Our current Government fully understands the operation and consequences of galamsey, but there are two main obstacles that hinder it from exterminating the calamity from our land: its recognition that there is a lot of poverty around the country, especially amongst the youth; and its fear that if it deals strongly with the Chinese galamseyers who collaborate with Ghanaians, the Chinese Government might be displeased. 

For instance, despite the new law [Act 995] which provides that any foreigners caught doing galamsey in Ghana will serve long terms of imprisonment before they are deported, the following story was published in the Ghanaian media a few days ago:


“ Court orders deportation of 4 Chinese ‘galamseyers’

A Kumasi High Court has convicted four Chinese nationals for their involvement in illegal mining activities on a 40-acre land of Obuasi-based Seidu Fanzia School… Shi Li Wen, Huang Shen Jun, Li DeHao and Lan Hai Song are to be deported for illegal stay and using fraudulent means to validate their stay and working without the required permits.

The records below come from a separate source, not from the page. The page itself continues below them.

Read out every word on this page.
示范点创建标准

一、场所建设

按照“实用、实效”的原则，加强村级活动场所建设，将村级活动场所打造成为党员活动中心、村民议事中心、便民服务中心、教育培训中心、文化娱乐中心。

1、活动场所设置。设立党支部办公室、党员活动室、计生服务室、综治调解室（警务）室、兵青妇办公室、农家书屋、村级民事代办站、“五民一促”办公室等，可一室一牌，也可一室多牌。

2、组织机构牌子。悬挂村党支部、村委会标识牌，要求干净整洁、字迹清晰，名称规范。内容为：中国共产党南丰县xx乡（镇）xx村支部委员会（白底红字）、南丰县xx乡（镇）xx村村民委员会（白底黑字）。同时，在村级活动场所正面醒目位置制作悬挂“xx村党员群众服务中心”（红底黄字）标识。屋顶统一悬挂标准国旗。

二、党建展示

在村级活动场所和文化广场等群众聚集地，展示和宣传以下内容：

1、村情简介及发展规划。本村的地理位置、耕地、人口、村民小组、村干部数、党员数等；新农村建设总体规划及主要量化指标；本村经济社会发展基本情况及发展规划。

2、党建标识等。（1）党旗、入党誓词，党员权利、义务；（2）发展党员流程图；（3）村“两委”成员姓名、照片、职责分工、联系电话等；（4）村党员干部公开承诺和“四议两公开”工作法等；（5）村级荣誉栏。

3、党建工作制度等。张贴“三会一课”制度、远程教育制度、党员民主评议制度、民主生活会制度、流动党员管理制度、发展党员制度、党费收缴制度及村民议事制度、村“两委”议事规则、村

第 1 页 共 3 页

The four Chinese citizens, who have all violated sections 23(1) and 35(1, d) of the Immigration Act 2000 (Act 573) of Ghana, when found working by prospecting for gold on the disputed site at Obuasi are to be deported to their country of origin by this court and are hereby deported,” said the Presiding judge.” UNQUOTE

How come the Chinese were only charged under the Immigration Act of 2000, instead of under the new Act 995? Behaviour like that on the part of the prosecution undermines the deterrent value of prosecutions against galamseyers. It also inevitably creates public cynicism against the Government’s proclaimed intention of ending galamsey and thus saving unborn Ghanaians from a lack of drinking water in years to come. 

The Government ought to bring the prosecution service quickly on board its anti-galamsey programme. Otherwise, it stands to lose all credibility in the war against galamsey.